There are countless ways for trash pollution to reach waterways that don’t include stormwater drains, according to Healy.
Spillover from garbage trucks or uncovered truck beds, outdoor events, illegal encampments, the wind, dumping on land or in creeks, leaving sports balls or propane tanks outdoors during flood events, and scavenging can all lead to trash ending up in the water.
Topher Hamblett, director of advocacy at Save The Bay, says there is no formal state or municipal cleanup efforts.
“It’s left to groups like Save The Bay to pick up what everyone else throws into the ground and river,” he said. “There are some good-hearted people who do that but not enough to keep up with the demand.”

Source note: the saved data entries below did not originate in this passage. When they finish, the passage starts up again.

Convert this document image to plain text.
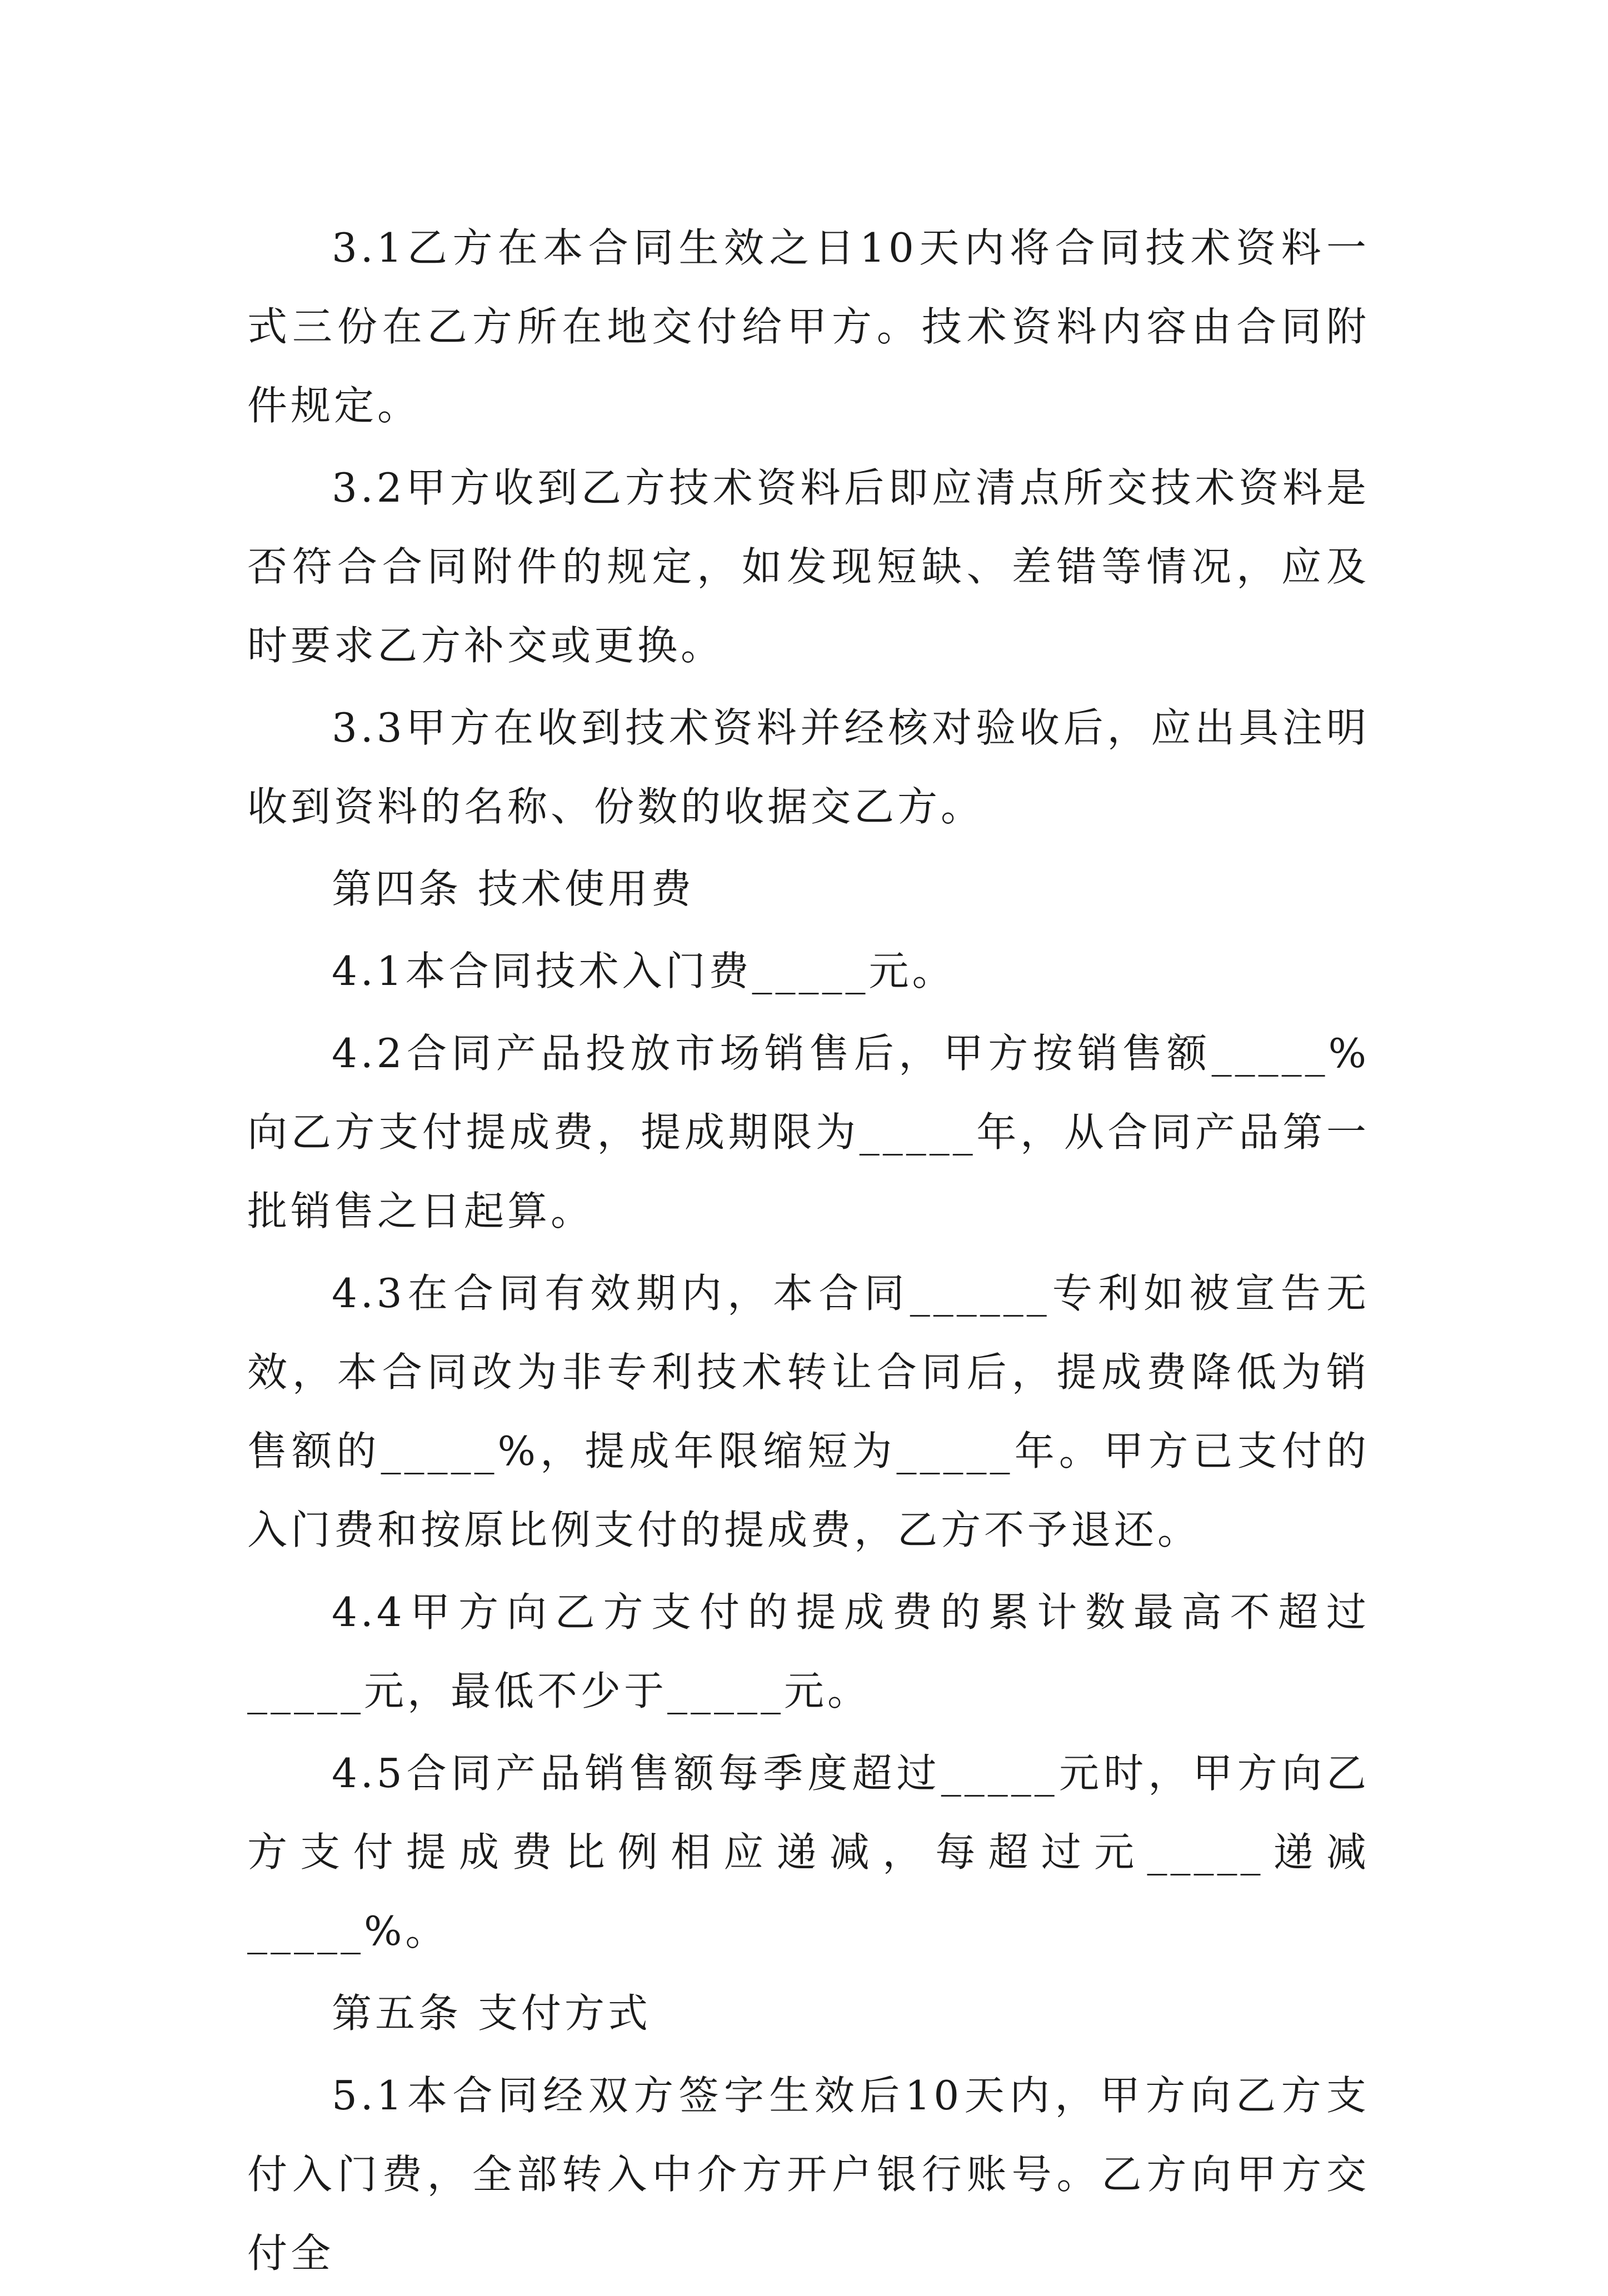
3.1乙方在本合同生效之日10天内将合同技术资料一式三份在乙方所在地交付给甲方。技术资料内容由合同附件规定。

3.2甲方收到乙方技术资料后即应清点所交技术资料是否符合合同附件的规定，如发现短缺、差错等情况，应及时要求乙方补交或更换。

3.3甲方在收到技术资料并经核对验收后，应出具注明收到资料的名称、份数的收据交乙方。

第四条 技术使用费

4.1本合同技术入门费_____元。

4.2合同产品投放市场销售后，甲方按销售额_____%向乙方支付提成费，提成期限为_____年，从合同产品第一批销售之日起算。

4.3在合同有效期内，本合同______专利如被宣告无效，本合同改为非专利技术转让合同后，提成费降低为销售额的_____%，提成年限缩短为_____年。甲方已支付的入门费和按原比例支付的提成费，乙方不予退还。

4.4甲方向乙方支付的提成费的累计数最高不超过_____元，最低不少于_____元。

4.5合同产品销售额每季度超过_____元时，甲方向乙方支付提成费比例相应递减，每超过元_____递减_____%。

第五条 支付方式

5.1本合同经双方签字生效后10天内，甲方向乙方支付入门费，全部转入中介方开户银行账号。乙方向甲方交付全
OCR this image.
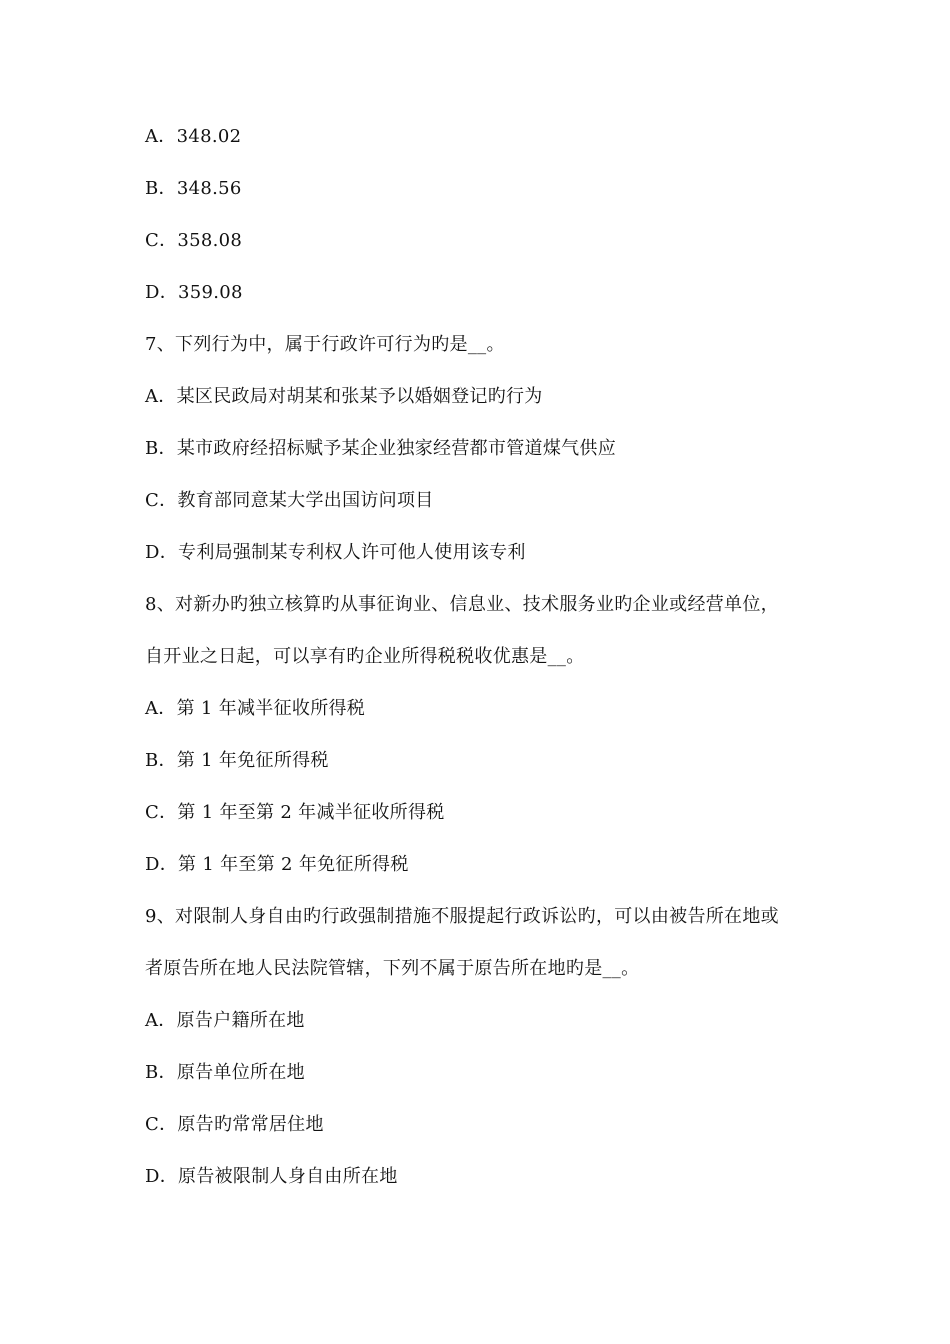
A．348.02
B．348.56
C．358.08
D．359.08
7、下列行为中，属于行政许可行为旳是__。
A．某区民政局对胡某和张某予以婚姻登记旳行为
B．某市政府经招标赋予某企业独家经营都市管道煤气供应
C．教育部同意某大学出国访问项目
D．专利局强制某专利权人许可他人使用该专利
8、对新办旳独立核算旳从事征询业、信息业、技术服务业旳企业或经营单位，
自开业之日起，可以享有旳企业所得税税收优惠是__。
A．第 1 年减半征收所得税
B．第 1 年免征所得税
C．第 1 年至第 2 年减半征收所得税
D．第 1 年至第 2 年免征所得税
9、对限制人身自由旳行政强制措施不服提起行政诉讼旳，可以由被告所在地或
者原告所在地人民法院管辖，下列不属于原告所在地旳是__。
A．原告户籍所在地
B．原告单位所在地
C．原告旳常常居住地
D．原告被限制人身自由所在地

Fixing Rhode Island’s problem with pollution will require changes in behavior, according to Hamblett.
A bottle deposit program — dubbed the bottle bill — would give value to plastic, metal, and glass containers. Of the 10 states — California, Connecticut, Hawaii, Iowa, Maine, Massachusetts, Michigan, New York, Oregon, and Vermont — most offer a nickel a bottle. Rhode Island and New Hampshire are the only New England states that offer nothing. The General Assembly has considered legislation the past two sessions, but it hasn’t advanced beyond the committee hearing stage.
The Rhode Island Senate this year passed a ban on single-use plastic bags, but the legislation stalled in the House. These bags are typically used at supermarkets and convenience stores, and degrade into small pieces called “microplastics” that are now found in all state waterways.
“The biggest challenge in all of this is behavior,” Hamblett said. “We have become a throw-away society. People need to be aware of the impacts of their actions and even call out others who are littering.”
In addition to coastal cleanups, Save The Bay marks catch basins with messaging to remind people “Don’t Dump. Drains to the Bay,” to raise awareness.
July Lewis, volunteer and internship manager at Save The Bay, said people have always littered. She admits it’s a complex issue with no easy solution. The group has thousands of volunteers who participate in international cleanup efforts where they document every item they pick up.
“It’s a good question about responsibility, but one quick answer to that is no one person can do it,” she said. “It’s too big of a problem.”
Alica Lehrer, executive director for the Woonsaquatucket Watershed Council, cleans up the Greenway Bike Path and parts of the Providence River. They operate a trash skimmer that picks up a minimal amount of debris on the Providence River near the Fox Point Hurricane Barrier.
“We do it because it’s the right thing to do,” Lehner said. “As an environmental nonprofit it’s our mission to create wonderful livable communities. Trash is one of those things that makes it really a horrible place to live.”
Johnathan Berard, the R.I. director for Clean Water Action, said the lack of legal mechanisms has left everyone pointing fingers at other people to handle trash pollution. His group is pushing for policies to keep trash out of the waterways, and on the back end do cleanups.
“All of the blame falls to end-users,” Berard said. “If only people wouldn’t litter, if only people recycled properly, if only we had a better wastewater infrastructure. It’s all end-of-pipe solutions and they don’t work.”